Never Always Sometimes

EMPTY COLORING BOOKS

 

DAVE FLUSHED AND washed his hands, drying them off on his jeans since the single hand towel was clearly soaked through. He glanced briefly at himself in the mirror, wondering what he would look like in a polo shirt and then shaking off the thought, or more like shuddering it away the way he did with nightmares. This had been an interesting experiment, but now it was time to find Julia and go back to their little world of two.

 

Except that the party had rearranged itself while Dave was in the bathroom. The number of people in the kitchen had doubled. Beer pong was over and now there was a new game being played, one he’d seen Brett and his friends play, though he’d never really cared enough to try to understand it. Julia wasn’t where they’d been standing for most of the night.

 

He surveyed the room but couldn’t spot her, which surprised him. He was so used to looking for her that he felt unreasonably skillful at it, as if no matter how many people were around his eyes would easily land on her. Her presence called out to him like a beacon.

 

“Dave!” Vince Staffert shouted on his approach, clearly drunk. “Yo!”

 

“Hey, Vince.”

 

“Come play flip cup with us. We need one more.” He put his arm around Dave’s shoulders and started pulling him away from the wall.

 

“Uh, I don’t really know how to play,” Dave said, trying to hold his ground.

 

“Dave, you got into UCLA. I’m sure you can figure out a drinking game.”

 

Caught off guard by Vince knowing that about him, Dave stammered, “I—I shouldn’t. Julia and I were just about to go.”

 

Vince sometimes asked Dave for help in math class, and from those few interactions, Dave had always thought of him as a nice guy. He knew there was another side to Vince, football player that he was, but all he’d ever seen was someone big and quiet and not so good at math.

 

“This house is not that big. She’ll find you.” Vince pulled him to the kitchen table. Cups were scattered and stacked across the surface, little puddles of beer pooling together. The other team consisted of two guys and two girls, none of whom Dave knew on a first-name basis, though he’d seen them around school.

 

“Guys, I’m not sure you want me on your team.”

 

“Yeah, I agree,” one of the other football players said to Vince.

 

“AJ, don’t be a dick. Here,” Vince said, pouring some beer in a cup, which by the looks of it had been used many a time throughout the night. “The game’s easy,” he declared and explained the rules in a few seconds. “Got it?” Once, Dave and Julia had misread a flyer and, thinking they were about to see an author they loved, had accidentally attended a reading at the library by the West Coast’s leading researcher on menopause.
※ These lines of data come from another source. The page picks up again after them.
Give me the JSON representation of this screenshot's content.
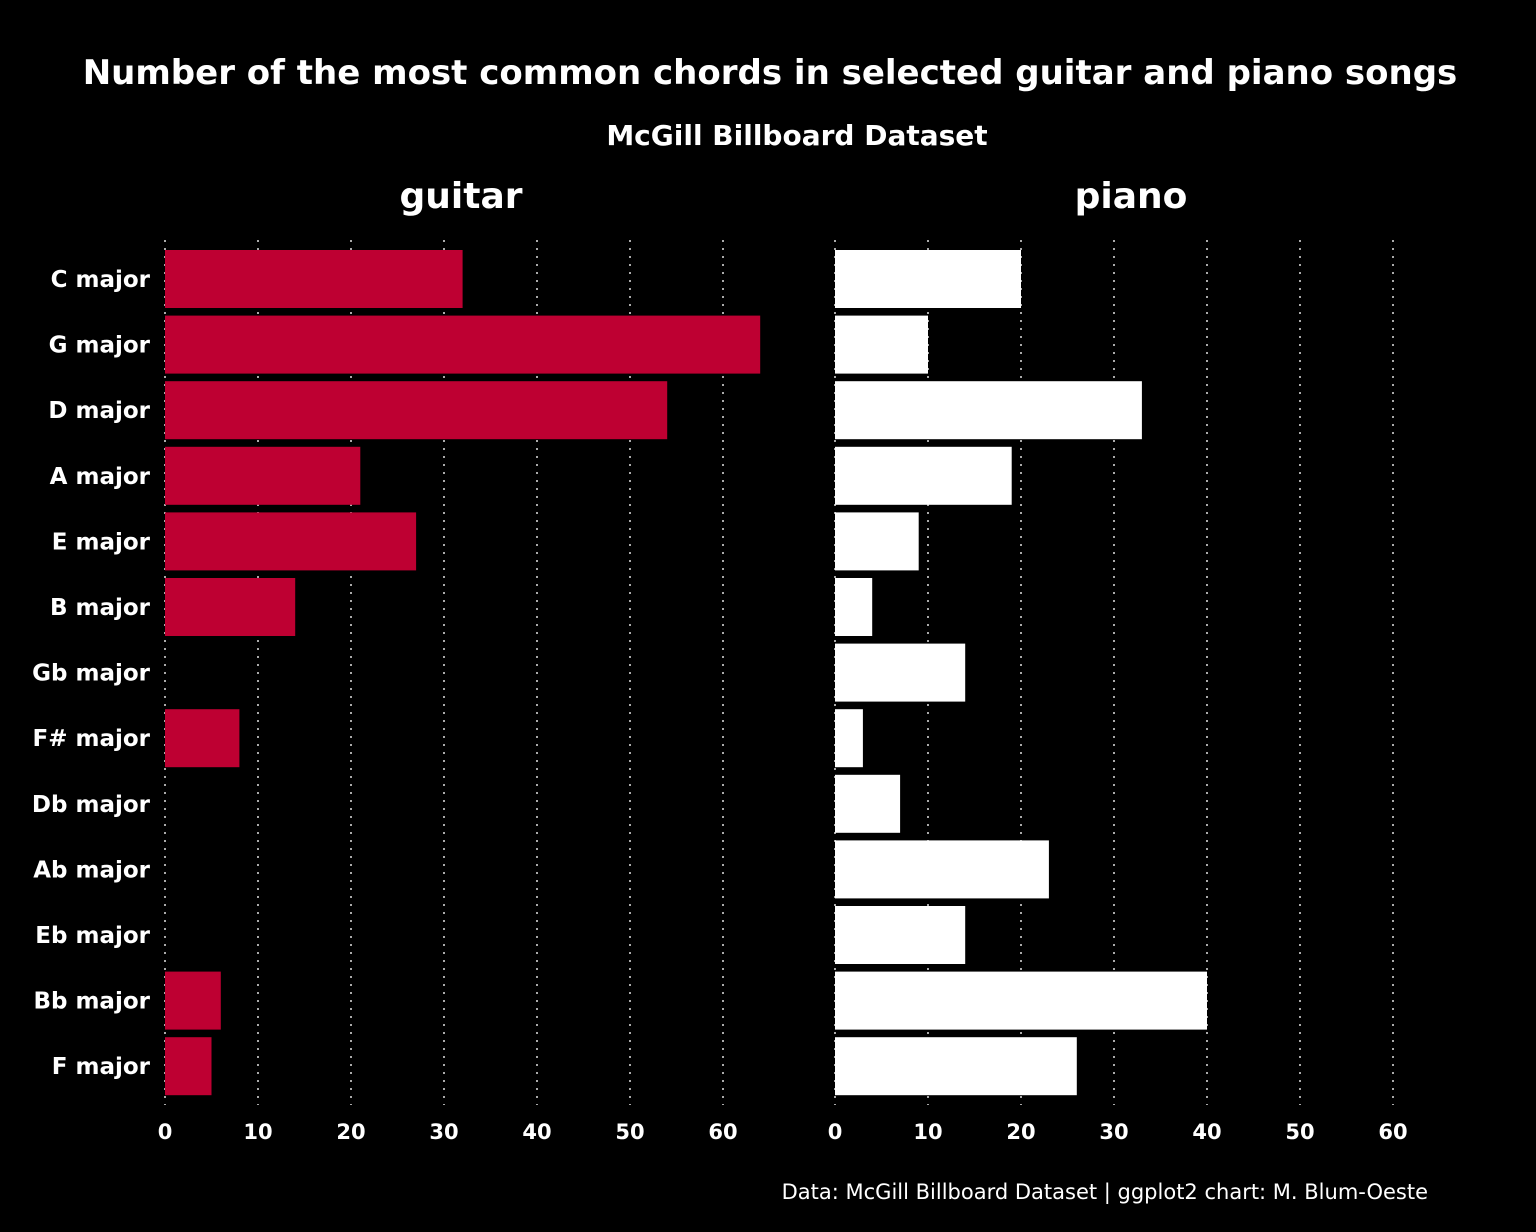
{
  "chart_data": {
    "type": "bar",
    "orientation": "horizontal",
    "title": "Number of the most common chords in selected guitar and piano songs",
    "subtitle": "McGill Billboard Dataset",
    "caption": "Data: McGill Billboard Dataset | ggplot2 chart: M. Blum-Oeste",
    "categories": [
      "C major",
      "G major",
      "D major",
      "A major",
      "E major",
      "B major",
      "Gb major",
      "F# major",
      "Db major",
      "Ab major",
      "Eb major",
      "Bb major",
      "F major"
    ],
    "xlim": [
      0,
      67
    ],
    "x_ticks": [
      0,
      10,
      20,
      30,
      40,
      50,
      60
    ],
    "grid": "vertical dotted",
    "panels": [
      {
        "name": "guitar",
        "color": "#BE0032",
        "values": [
          32,
          64,
          54,
          21,
          27,
          14,
          0,
          8,
          0,
          0,
          0,
          6,
          5
        ]
      },
      {
        "name": "piano",
        "color": "#FFFFFF",
        "values": [
          20,
          10,
          33,
          19,
          9,
          4,
          14,
          3,
          7,
          23,
          14,
          40,
          26
        ]
      }
    ]
  }
}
So it’d be hard to say that this was the most out of place Dave had ever felt. But it was close enough.

 

Dave sighed. He and Julia had avoided all of this because they’d wanted their high school years to be a little more unique than everyone else’s. And yeah, they were here to see what they’d successfully avoided, but Dave had meant to just be an observer.

 

Dave surveyed the room one last time for Julia. The blue of her eyes, those three freckles on her neck. But she was nowhere around, and so he checked his phone. A text from her was waiting on his screen. Went off to explore the craziness on my own. Best story at the end of the night wins. Godspeed.

 

He smiled at the words, at what a great idea it was. Julia could turn any situation into something inherently more interesting. You’re on, he wrote back, already looking forward to reuniting with her, though he had no doubts she would have the better story.

 

Then he gave Vince a nod and turned his attention to the game.